I came across this excerpt.
I was an awkward child. My principle interests consisted of Dungeons and Dragons and the vivid fantasy world I inhabited. These were related but distinct. My fascination with Dungeons and Dragons revolved around designing and populating adventure scenarios rather than actually enacting those scenarios with others, which was always an exercise in disappointment. The fantasy world, on the other hand, stemmed from imagined re-enactments of daily life, which became imagined acts generally, then developed into a vast, personal mythology in the order of Walter Mitty. This isn’t to say that I didn’t have friends, I certainly did, but there was always an element of distance. I was focused inward to an alarming degree, a fact which school pictures from this period bear out.
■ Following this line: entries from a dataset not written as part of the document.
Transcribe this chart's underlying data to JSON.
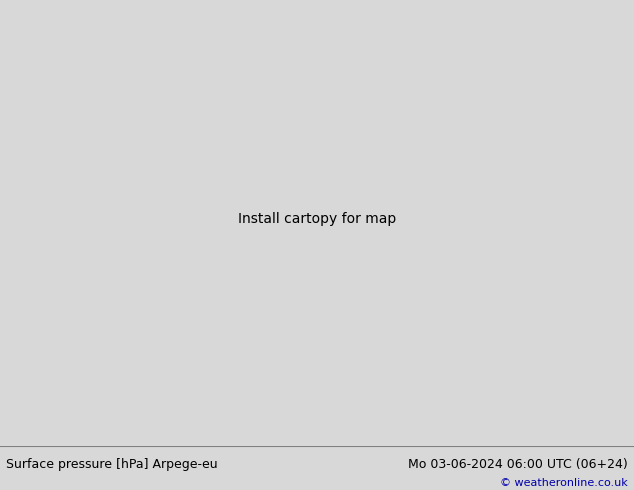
{
  "title_left": "Surface pressure [hPa] Arpege-eu",
  "title_right": "Mo 03-06-2024 06:00 UTC (06+24)",
  "copyright": "© weatheronline.co.uk",
  "bg_color": "#dcdce8",
  "land_color": "#c8f0b8",
  "border_color": "#808080",
  "sea_color": "#dcdce8",
  "blue_color": "#0000cc",
  "red_color": "#cc0000",
  "black_color": "#000000",
  "label_fontsize": 7,
  "title_fontsize": 9,
  "bottom_bar_color": "#d8d8d8",
  "xlim": [
    -13.5,
    12.5
  ],
  "ylim": [
    46.0,
    62.5
  ]
}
Here was a boy who paid literally no attention whatsoever to his appearance. My hair was maintained rather than styled, evoking a median or park hedge. My clothing was accumulated rather than chosen and begged for peer disapproval. Amongst my fellow students I was quiet, but not too quiet; studious, but not too studious. I cultivated the role of spectator. I was forgettable.
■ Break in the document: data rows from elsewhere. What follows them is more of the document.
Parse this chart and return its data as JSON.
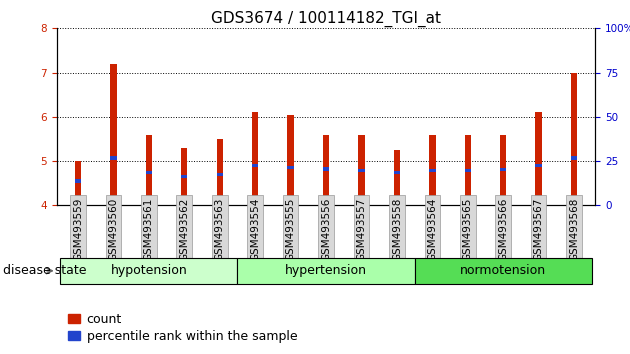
{
  "title": "GDS3674 / 100114182_TGI_at",
  "samples": [
    "GSM493559",
    "GSM493560",
    "GSM493561",
    "GSM493562",
    "GSM493563",
    "GSM493554",
    "GSM493555",
    "GSM493556",
    "GSM493557",
    "GSM493558",
    "GSM493564",
    "GSM493565",
    "GSM493566",
    "GSM493567",
    "GSM493568"
  ],
  "bar_heights": [
    5.0,
    7.2,
    5.6,
    5.3,
    5.5,
    6.1,
    6.05,
    5.6,
    5.6,
    5.25,
    5.6,
    5.6,
    5.6,
    6.1,
    7.0
  ],
  "blue_markers": [
    4.55,
    5.07,
    4.75,
    4.65,
    4.7,
    4.9,
    4.85,
    4.82,
    4.78,
    4.75,
    4.78,
    4.78,
    4.8,
    4.9,
    5.07
  ],
  "bar_color": "#cc2200",
  "blue_color": "#2244cc",
  "ylim": [
    4.0,
    8.0
  ],
  "yticks_left": [
    4,
    5,
    6,
    7,
    8
  ],
  "yticks_right": [
    0,
    25,
    50,
    75,
    100
  ],
  "groups": [
    {
      "label": "hypotension",
      "start": 0,
      "end": 5
    },
    {
      "label": "hypertension",
      "start": 5,
      "end": 10
    },
    {
      "label": "normotension",
      "start": 10,
      "end": 15
    }
  ],
  "group_colors": [
    "#ccffcc",
    "#aaffaa",
    "#55dd55"
  ],
  "group_label_prefix": "disease state",
  "legend_count_label": "count",
  "legend_percentile_label": "percentile rank within the sample",
  "bar_width": 0.18,
  "title_fontsize": 11,
  "axis_fontsize": 7.5,
  "label_fontsize": 9,
  "tick_label_color_left": "#cc2200",
  "tick_label_color_right": "#0000cc"
}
For whatever reason, Mrs. E had divided the class into two or three groups, I can’t remember, and each had read a different book. Each group took turns gathering with the teacher to discuss what they had read. My group had been assigned To Kill a Mockingbird. There was a strict lesson plan. She’s called Scout because she’s like a scout and she’s exploring new ideas. Every name had some godawful, heavy-handed symbolism behind it, and this infuriated me. I couldn’t let it go. Clearly, this was the information we needed for the quiz laid out neatly. It didn’t matter and I didn’t even like this book. Karen and Paul happily fed her the clearly telegraphed responses she sought, but I demanded to know how she could make these claims. There was something base and vulgar about it, some belittling element that pulled the humming string of meaning too tightly and held it too long. I didn’t understand the source of my indignation. I was content to believe that she was stupid and unfit; unable to see what I could see. It was easy to dismiss Mrs. E on these terms as I would proceed to dismiss hundreds of others, thousands, with youthful conceit untempered by perspective or humility. I hated her and I hated my class and I hated being a drab boy in a drab place with no control over what happened around me.
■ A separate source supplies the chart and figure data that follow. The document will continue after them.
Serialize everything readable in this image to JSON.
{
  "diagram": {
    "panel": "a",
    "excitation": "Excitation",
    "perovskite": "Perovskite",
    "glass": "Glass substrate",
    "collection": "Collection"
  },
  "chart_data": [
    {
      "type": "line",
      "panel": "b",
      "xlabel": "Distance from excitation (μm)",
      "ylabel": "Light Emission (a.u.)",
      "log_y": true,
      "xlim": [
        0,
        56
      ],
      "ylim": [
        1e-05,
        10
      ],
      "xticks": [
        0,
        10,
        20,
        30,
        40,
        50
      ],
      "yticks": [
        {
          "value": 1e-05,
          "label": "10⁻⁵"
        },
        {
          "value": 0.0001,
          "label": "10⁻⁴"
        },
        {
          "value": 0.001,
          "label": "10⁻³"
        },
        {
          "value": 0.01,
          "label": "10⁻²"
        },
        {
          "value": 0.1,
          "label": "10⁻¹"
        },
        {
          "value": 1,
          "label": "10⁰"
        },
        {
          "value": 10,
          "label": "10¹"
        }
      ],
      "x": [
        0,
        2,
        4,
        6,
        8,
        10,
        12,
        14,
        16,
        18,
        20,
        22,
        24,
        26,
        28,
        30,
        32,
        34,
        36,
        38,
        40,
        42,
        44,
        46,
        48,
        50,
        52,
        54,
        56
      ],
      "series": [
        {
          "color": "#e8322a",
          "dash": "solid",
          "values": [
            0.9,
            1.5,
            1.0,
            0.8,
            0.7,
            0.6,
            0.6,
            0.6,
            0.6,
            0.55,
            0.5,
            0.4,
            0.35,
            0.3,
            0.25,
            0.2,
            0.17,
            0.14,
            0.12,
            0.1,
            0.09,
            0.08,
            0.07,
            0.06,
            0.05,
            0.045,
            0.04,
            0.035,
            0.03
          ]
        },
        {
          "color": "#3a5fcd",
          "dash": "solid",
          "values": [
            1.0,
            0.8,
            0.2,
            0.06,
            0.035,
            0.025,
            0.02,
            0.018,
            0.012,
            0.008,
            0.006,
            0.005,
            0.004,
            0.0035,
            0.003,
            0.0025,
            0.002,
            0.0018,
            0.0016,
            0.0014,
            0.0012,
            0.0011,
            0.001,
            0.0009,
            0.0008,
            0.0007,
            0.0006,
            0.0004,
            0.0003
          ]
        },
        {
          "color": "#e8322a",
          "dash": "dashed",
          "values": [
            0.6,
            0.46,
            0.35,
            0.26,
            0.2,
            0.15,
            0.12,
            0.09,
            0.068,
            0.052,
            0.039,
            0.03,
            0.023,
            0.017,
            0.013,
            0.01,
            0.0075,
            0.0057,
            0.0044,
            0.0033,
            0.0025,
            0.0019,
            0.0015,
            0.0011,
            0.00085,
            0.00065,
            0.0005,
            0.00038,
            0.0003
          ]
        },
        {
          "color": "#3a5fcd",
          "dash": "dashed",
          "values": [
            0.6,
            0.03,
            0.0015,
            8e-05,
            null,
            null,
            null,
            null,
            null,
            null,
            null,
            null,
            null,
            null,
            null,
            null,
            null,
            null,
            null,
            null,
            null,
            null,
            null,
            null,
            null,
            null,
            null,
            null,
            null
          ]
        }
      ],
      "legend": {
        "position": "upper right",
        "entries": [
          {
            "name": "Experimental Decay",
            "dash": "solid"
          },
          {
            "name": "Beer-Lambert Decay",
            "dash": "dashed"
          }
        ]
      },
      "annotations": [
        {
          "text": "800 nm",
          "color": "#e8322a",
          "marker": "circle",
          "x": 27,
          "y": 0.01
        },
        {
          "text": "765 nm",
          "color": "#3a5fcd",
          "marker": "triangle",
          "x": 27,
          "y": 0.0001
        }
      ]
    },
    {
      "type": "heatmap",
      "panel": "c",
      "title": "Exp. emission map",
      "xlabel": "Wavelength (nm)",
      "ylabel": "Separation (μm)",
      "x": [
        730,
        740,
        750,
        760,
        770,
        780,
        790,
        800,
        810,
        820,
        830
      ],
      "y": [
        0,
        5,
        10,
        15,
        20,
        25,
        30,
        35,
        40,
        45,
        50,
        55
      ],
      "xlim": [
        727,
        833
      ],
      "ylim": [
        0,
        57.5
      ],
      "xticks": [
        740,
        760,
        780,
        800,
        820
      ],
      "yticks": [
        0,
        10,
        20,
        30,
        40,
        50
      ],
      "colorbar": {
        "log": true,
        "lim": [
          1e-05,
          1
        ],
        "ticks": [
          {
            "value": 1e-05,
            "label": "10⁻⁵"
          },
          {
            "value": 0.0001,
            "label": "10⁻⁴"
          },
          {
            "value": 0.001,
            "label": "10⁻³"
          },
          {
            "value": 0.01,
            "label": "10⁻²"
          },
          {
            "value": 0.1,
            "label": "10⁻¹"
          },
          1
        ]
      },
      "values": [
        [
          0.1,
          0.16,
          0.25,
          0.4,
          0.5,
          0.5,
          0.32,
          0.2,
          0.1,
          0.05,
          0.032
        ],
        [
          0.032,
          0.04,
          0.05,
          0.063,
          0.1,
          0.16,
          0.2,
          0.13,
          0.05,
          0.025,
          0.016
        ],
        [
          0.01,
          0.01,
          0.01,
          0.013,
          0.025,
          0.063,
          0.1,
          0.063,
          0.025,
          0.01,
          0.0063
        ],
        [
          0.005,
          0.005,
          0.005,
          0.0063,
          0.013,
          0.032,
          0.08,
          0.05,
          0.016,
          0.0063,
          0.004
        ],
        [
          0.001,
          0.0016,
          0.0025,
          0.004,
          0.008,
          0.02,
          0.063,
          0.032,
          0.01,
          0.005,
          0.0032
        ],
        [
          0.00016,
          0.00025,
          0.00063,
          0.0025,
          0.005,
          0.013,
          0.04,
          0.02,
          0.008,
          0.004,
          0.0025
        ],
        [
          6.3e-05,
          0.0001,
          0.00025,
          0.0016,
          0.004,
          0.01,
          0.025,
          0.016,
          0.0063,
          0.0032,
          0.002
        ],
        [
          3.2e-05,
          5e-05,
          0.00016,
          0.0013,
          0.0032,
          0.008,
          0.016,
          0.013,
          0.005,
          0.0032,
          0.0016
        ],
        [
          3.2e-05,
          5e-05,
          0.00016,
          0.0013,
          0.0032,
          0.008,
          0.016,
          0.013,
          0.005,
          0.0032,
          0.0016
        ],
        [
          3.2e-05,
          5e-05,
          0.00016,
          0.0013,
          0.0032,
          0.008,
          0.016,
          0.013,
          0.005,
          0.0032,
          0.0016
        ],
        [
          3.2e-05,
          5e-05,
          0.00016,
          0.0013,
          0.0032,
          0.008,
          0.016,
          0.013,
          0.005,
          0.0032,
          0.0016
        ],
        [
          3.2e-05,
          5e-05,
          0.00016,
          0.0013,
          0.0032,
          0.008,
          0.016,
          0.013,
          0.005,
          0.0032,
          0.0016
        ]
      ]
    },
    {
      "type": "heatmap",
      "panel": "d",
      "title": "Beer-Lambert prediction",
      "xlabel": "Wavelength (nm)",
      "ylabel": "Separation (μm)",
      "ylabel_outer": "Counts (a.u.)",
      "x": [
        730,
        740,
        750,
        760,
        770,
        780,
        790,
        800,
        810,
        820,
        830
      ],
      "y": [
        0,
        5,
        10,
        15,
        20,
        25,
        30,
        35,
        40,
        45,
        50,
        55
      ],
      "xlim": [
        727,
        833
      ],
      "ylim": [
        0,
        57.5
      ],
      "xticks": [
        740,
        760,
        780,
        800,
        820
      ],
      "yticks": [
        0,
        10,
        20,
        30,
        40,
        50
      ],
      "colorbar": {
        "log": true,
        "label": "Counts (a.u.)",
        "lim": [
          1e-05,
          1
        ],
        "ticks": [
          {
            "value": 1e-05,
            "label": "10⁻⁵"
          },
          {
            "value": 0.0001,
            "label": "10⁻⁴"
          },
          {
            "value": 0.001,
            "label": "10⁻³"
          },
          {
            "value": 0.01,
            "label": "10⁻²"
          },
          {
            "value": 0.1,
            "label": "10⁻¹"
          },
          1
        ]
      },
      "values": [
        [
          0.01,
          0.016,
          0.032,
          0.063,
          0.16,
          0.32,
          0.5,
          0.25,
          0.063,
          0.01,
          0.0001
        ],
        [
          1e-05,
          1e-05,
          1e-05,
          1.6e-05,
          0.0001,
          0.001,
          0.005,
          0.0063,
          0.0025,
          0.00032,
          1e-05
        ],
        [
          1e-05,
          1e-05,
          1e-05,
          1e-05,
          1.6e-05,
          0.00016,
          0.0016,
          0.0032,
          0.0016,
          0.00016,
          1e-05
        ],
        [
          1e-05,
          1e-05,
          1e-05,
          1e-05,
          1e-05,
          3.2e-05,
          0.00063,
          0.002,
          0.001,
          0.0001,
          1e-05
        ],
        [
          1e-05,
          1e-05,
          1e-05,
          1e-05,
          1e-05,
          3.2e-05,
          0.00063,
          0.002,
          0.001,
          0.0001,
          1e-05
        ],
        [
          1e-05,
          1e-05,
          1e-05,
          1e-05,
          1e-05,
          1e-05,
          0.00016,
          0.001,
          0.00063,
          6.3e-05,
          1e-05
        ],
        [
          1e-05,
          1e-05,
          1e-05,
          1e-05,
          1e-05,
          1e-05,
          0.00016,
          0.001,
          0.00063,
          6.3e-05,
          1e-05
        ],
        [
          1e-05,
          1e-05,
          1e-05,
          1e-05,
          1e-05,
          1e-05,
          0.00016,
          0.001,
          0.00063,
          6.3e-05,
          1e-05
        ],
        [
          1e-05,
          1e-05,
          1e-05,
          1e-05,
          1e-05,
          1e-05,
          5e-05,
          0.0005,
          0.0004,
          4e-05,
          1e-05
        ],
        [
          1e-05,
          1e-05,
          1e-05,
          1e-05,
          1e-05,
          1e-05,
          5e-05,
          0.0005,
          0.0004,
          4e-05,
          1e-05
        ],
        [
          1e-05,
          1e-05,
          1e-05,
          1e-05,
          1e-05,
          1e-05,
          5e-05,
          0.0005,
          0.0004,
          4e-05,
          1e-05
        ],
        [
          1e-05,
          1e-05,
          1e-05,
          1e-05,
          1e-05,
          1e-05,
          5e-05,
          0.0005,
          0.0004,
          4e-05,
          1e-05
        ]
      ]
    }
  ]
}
It is tempting to engage such memories armed with the vocabulary of critical theory, but that would solve nothing. Such description is a violation somehow; an act of confinement in which a live, formless thing is conquered and made to die. I struggle with how to logically conclude about this experience, which though not particularly important in my life is nonetheless representative of many such moments. I want to say that what Mrs. E was doing, passing tidy judgment on Harper Lee’s fantasy, represented a very real threat to the imaginative core that fueled me and maybe draw some larger parallel. What I do know for certain is that, many years later, I still remember this room and I remember this day and I am still wary of explanations about literature.